Po trzecie ile masz lat, bo jesli o pRLu dowiadywałeś sie z RM a sam nie przeżyłeś (albo nic nie pamietasz) to rozmowa z Tobą jest pozbawiona sensu. Wiesz jak gadanie ze ślepym o kolorach.

Wbij do swojej katolickiej i antykomuszej głowy, że ja nie napisałem, że W PRLu wszystko było cacyy. Kilkakrotnie napisałem że działo się tam wiele zła.

Spróbuje inaczej:


Wiem, że w PRLu wydarzyło się wiele złego. Nie było "samych sukcesów"


Cytat:Nie pisz mi bracie o tym, jakim byłeś "patriotą" za komuny.
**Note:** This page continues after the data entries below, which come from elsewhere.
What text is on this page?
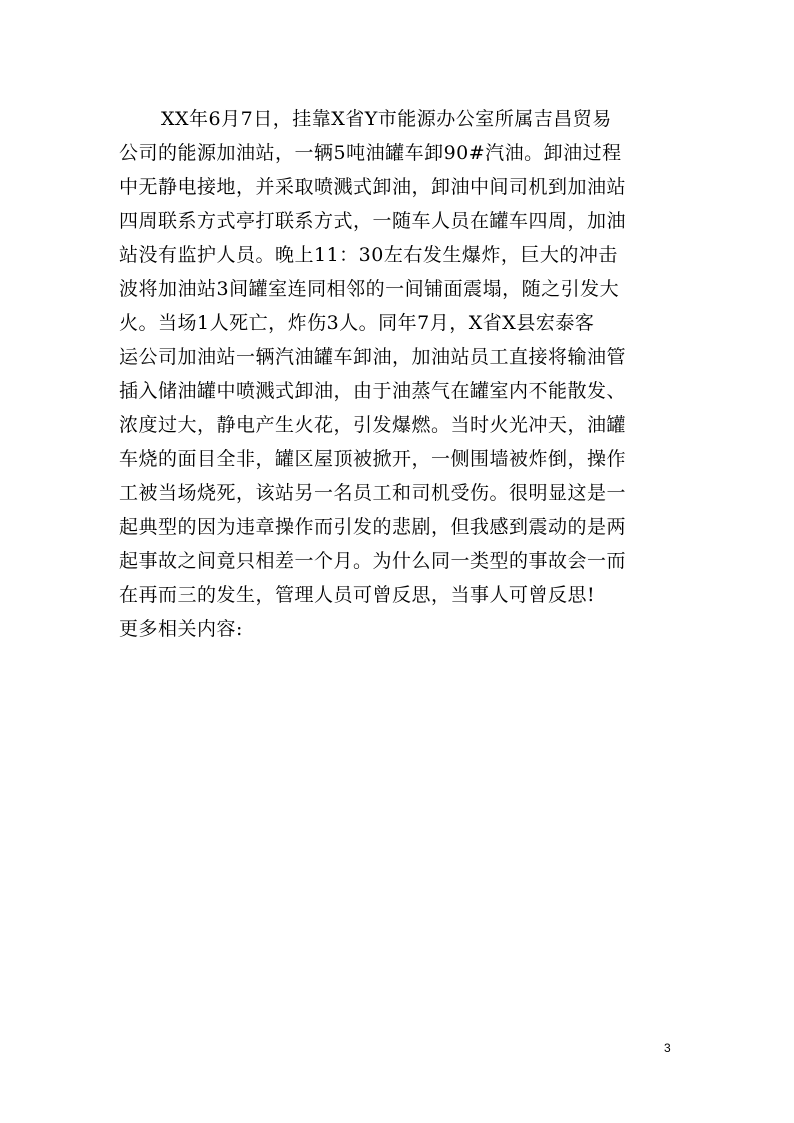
XX年6月7日，挂靠X省Y市能源办公室所属吉昌贸易
公司的能源加油站，一辆5吨油罐车卸90#汽油。卸油过程
中无静电接地，并采取喷溅式卸油，卸油中间司机到加油站
四周联系方式亭打联系方式，一随车人员在罐车四周，加油
站没有监护人员。晚上11：30左右发生爆炸，巨大的冲击
波将加油站3间罐室连同相邻的一间铺面震塌，随之引发大
火。当场1人死亡，炸伤3人。同年7月，X省X县宏泰客
运公司加油站一辆汽油罐车卸油，加油站员工直接将输油管
插入储油罐中喷溅式卸油，由于油蒸气在罐室内不能散发、
浓度过大，静电产生火花，引发爆燃。当时火光冲天，油罐
车烧的面目全非，罐区屋顶被掀开，一侧围墙被炸倒，操作
工被当场烧死，该站另一名员工和司机受伤。很明显这是一
起典型的因为违章操作而引发的悲剧，但我感到震动的是两
起事故之间竟只相差一个月。为什么同一类型的事故会一而
在再而三的发生，管理人员可曾反思，当事人可曾反思!
更多相关内容:
3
Nie pisz z łaski swojej o czym mam pisać. I nie jestem twoim bratem. Za komuny byłem smarkiem. Chyba mnie rozumiesz?

Cytat:Wiesz - ja patrzę się na sprawę trochę inaczej ...

Wyobraź sobie, że wiem

Cytat:Twierdzisz, że "u ruskich było gorzej" - czy to miała być pociecha, czy też jest to najzwyklejsza KPINĄ z nas wszystkich


Nie mówię czy było lepiejk czy gorzej tylko twierdzę, że zamieniliśmy jednego wielkiego brata na drugiego. a wielcy bracia mają tendencję do olewnania potrzeb mniejszych braci. I napisałem, że ambasador ZSRR nie wzywał polskiego premiera na dywanik jak lokaja tak jak to robi (albo robił) ambasador USA.


Cytat: Dziękuję za stek kpin pod moim, moich ziomków - i mojej rodziny adresem, Semper.


Jeśli wydarzyło się cokolwiek z objawów prze zemnie prztoczonych to oczywiście od razu przeprosze- wiem, że to nie ładnie kpić sobie z cudzego nieszczęścia.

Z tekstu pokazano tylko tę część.